I left hours later riding the edge of java burnout (gasp!) with a new appreciation for the effort and artistry that go into creating a noteworthy cup of coffee. I discovered a new favorite chai tea mix and that there is such a thing as red velvet latte. I spoke to coffee sleeve designers, coffee bloggers and latte artists. I also discovered that even the professionals don't always watch the pot closely enough to keep coffee from burning.
Weeks later, there are still things that stick in my mind. The most prominent isn't related to the latte art competitions or the offers to put my logo on everything from disposable cups to coffee bags. It’s a coffeemaker that's a combination of coffee, art and chemistry that spoke to the java addict, artist and unbridled geek in me.
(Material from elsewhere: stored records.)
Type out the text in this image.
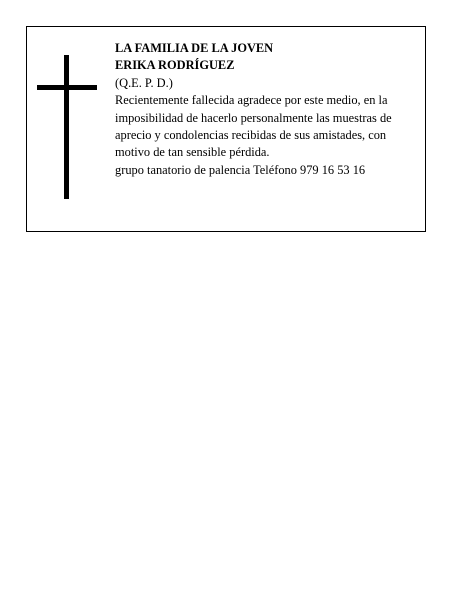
LA FAMILIA DE LA JOVEN
ERIKA RODRÍGUEZ
(Q.E. P. D.)
Recientemente fallecida agradece por este medio, en la imposibilidad de hacerlo personalmente las muestras de aprecio y condolencias recibidas de sus amistades, con motivo de tan sensible pérdida.
grupo tanatorio de palencia Teléfono 979 16 53 16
This one is a tower made by Pure Solutions and is more industrial looking than some of the others but the basic idea is the same. You pour water in the glass container on top. It drips into a glass filter full of coffee grounds and ends up in a beaker on the bottom. It doesn't use electricity or require replacement filters. It's cold brewed so if you want hot you take the beaker and set it on a burner to heat it up. The taste was amazing. The design was spectacular not to mention a great conversation piece.
The concept has a few flaws, I'll admit. Depending on how fast you set the flow of water from the top, a batch takes six to eight hours and there's no timer so it won't start itself. While it will brew even when the power is out cold brew means it sits on the kitchen counter and drips away in silence without the bubbling, churning or aroma. I don't think it's practical for every day home use but it's still the coolest looking coffeemaker I've ever seen.